Est-ce que la VMC consomme beaucoup d’électricité ?


Non, une VMC double flux consomme relativement peu d’électricité. Sa consommation se situe généralement entre 150 et 400 kWh par an, soit quelques dizaines d’euros par an.

 


Faut-il couper la VMC en été ?


Non, une VMC double flux doit fonctionner en continu. En été, certaines VMC utilisent un bypass pour adapter le fonctionnement et éviter de réchauffer l’air entrant. En l'absence d'un tel système, l'aération nocturne est une bonne stratégie de confort d'été.

 


Une VMC double flux fait-elle du bruit ?


Le niveau sonore d’une VMC double flux dépend du modèle et de la qualité de l’installation. Les fabricants annoncent généralement des niveaux compris entre 25 et 35 dB, soit un bruit discret.

Toutefois, ces valeurs correspondent à des conditions de mesure spécifiques (souvent à quelques mètres et en petite vitesse). En pratique, le bruit peut être plus élevé selon le débit d’air et l’installation.
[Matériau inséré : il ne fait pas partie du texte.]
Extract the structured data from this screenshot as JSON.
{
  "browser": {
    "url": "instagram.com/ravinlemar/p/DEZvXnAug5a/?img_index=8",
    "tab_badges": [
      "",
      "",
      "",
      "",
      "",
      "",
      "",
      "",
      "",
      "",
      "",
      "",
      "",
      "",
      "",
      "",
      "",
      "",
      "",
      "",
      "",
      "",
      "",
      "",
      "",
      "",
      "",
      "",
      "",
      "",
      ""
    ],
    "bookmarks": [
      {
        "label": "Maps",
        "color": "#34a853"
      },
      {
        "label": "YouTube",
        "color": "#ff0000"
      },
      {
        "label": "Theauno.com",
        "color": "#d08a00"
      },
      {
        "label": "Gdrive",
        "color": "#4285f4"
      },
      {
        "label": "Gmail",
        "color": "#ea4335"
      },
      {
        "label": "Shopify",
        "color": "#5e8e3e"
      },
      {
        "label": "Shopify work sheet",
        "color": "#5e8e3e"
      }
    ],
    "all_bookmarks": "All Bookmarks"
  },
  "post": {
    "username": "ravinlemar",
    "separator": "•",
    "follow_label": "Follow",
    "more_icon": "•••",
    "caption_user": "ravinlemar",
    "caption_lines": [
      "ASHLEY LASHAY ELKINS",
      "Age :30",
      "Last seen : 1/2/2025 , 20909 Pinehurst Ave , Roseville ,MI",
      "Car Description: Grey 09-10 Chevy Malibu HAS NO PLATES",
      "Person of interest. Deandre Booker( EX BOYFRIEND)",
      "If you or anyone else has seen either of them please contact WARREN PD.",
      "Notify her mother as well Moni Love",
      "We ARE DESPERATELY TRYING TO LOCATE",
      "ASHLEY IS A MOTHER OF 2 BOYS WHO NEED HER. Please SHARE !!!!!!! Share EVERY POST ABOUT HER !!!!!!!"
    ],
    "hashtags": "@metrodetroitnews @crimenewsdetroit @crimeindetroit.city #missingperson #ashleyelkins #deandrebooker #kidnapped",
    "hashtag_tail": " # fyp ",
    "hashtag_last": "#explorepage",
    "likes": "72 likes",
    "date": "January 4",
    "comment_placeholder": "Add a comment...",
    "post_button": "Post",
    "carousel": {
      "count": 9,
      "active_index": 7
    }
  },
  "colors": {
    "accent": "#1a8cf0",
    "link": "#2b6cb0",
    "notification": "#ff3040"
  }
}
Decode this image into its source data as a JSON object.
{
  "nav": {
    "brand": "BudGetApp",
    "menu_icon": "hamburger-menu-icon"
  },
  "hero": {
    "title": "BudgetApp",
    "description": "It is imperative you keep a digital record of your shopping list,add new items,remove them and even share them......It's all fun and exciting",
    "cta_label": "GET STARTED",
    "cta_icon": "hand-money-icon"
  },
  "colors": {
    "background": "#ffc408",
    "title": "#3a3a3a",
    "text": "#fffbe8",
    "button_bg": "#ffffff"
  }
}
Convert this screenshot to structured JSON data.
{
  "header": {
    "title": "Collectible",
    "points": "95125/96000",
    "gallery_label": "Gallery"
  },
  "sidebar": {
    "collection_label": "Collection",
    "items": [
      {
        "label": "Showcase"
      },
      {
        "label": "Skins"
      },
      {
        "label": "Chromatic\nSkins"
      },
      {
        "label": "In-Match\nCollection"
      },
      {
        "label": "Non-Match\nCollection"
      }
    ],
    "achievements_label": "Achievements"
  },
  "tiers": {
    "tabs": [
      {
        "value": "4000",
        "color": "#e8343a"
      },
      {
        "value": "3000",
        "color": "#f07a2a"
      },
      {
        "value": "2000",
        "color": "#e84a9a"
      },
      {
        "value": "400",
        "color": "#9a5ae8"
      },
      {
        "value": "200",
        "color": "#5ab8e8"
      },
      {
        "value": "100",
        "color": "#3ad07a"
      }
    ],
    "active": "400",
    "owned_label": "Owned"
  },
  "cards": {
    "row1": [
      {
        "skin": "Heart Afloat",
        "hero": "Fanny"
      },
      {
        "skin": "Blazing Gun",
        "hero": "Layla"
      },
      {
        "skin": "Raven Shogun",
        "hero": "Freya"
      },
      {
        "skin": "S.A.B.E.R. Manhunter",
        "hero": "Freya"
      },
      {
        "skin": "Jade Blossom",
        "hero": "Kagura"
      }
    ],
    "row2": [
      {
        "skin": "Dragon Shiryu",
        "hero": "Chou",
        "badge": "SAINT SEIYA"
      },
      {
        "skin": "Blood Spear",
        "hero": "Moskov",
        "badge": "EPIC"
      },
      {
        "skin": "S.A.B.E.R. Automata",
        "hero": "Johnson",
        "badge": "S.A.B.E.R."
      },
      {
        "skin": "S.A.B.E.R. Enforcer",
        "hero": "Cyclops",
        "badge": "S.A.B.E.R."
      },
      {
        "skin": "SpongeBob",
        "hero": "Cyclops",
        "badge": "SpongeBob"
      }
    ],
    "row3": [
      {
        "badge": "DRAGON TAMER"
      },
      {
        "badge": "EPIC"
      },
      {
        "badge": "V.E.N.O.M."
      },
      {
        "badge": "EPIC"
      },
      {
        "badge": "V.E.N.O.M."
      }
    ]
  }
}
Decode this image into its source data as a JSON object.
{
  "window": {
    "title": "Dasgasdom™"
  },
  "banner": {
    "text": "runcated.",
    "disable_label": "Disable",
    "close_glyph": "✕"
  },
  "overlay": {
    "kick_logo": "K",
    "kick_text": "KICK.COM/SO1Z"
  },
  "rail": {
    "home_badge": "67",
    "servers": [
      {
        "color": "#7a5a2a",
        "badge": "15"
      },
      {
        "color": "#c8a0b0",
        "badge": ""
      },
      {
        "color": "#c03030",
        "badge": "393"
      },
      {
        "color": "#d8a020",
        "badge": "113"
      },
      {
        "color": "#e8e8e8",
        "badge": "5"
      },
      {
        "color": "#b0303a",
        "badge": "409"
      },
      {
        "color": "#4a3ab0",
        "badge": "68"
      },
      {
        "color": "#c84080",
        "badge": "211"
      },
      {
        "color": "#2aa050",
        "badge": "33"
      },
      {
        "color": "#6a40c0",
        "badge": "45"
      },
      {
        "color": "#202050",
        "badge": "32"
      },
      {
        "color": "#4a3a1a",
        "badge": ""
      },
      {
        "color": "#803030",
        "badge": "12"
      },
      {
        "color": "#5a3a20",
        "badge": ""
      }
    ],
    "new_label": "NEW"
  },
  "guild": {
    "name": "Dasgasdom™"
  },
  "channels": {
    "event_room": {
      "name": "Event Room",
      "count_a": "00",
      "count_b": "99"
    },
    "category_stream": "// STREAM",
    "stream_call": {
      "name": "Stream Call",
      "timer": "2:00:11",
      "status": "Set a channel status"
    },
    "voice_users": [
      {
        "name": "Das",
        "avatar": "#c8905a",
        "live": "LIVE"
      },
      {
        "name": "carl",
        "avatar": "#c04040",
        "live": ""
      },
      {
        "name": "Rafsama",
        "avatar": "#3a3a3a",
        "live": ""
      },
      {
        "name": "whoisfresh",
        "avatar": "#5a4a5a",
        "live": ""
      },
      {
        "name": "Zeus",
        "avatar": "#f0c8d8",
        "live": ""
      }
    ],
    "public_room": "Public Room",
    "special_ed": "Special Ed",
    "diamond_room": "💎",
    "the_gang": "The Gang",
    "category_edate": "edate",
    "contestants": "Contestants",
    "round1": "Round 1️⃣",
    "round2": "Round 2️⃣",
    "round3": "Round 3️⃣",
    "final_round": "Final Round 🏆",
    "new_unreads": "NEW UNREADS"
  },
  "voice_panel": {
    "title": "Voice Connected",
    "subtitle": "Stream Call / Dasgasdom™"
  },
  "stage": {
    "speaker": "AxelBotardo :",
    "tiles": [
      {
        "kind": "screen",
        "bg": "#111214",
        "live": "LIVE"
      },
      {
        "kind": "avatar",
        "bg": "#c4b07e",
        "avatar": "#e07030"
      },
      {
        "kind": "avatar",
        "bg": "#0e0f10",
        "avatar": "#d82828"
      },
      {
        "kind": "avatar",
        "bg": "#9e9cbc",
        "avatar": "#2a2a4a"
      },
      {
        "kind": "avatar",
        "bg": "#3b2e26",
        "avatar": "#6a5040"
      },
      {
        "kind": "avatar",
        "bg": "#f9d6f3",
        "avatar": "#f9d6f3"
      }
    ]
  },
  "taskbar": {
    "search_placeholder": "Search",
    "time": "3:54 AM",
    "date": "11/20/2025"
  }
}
Une VMC bien dimensionnée et correctement installée reste généralement silencieuse dans un logement.

 


Peut-on installer une VMC double flux dans une maison ancienne avec des plafonds décorés ?


Dans une maison ancienne, le passage des gaines peut être difficile si les plafonds sont décorés ou classés. Une solution consiste à installer une VMC double flux décentralisée, qui fonctionne pièce par pièce et ne nécessite pas de réseau de gaines (par exemple la NanoAir d’Aldes, la Air70 de Brink ou la ComfoSpot de Zehnder).

 


La VMC double flux peut-elle mesurer la qualité de l’air ?


Oui, certains modèles sont équipés de capteurs (CO₂ notamment) qui permettent d’adapter automatiquement la ventilation en fonction de la qualité de l’air intérieur.

 


Est-ce qu’une VMC double flux filtre aussi le radon ?


Une VMC double flux ne permet pas de filtrer le radon. Ce gaz radioactif ne peut pas être retenu par les filtres classiques utilisés dans les systèmes de ventilation.

En revanche, une VMC contribue à réduire sa concentration en renouvelant l’air intérieur. Elle agit donc par dilution et évacuation du radon vers l’extérieur.


Toutefois, en cas de concentration élevée, la ventilation seule ne suffit pas et doit être complétée par d’autres solutions techniques (traitement du sol, étanchéité). Certaines VMC double flux haut de gamme réalisent une mise en surpression de l’habitation pour évacuer le radon.

 


Sources institutionnelles et techniques

 

Cet article s’appuie sur des sources institutionnelles, des documents techniques et des données fabricants, ainsi que sur des retours de terrain issus de professionnels de la ventilation.

 


 


 


 


 


 


 




 


 


 

Conclusion

 

La VMC double flux est une solution performante pour améliorer la qualité de l’air intérieur tout en limitant les pertes de chaleur. Elle est particulièrement adaptée aux logements bien isolés, en construction neuve comme en rénovation.


Son efficacité dépend toutefois de plusieurs facteurs : le choix du matériel, le dimensionnement du système et la qualité de l’installation.


En pratique, une VMC double flux bien conçue et bien posée permet d’améliorer durablement le confort et les performances énergétiques d’un logement. À l’inverse, une installation mal réalisée peut fortement limiter ses bénéfices.


A RETENIR : En ventilation, la performance ne dépend pas uniquement de la machine mais de l’ensemble du système.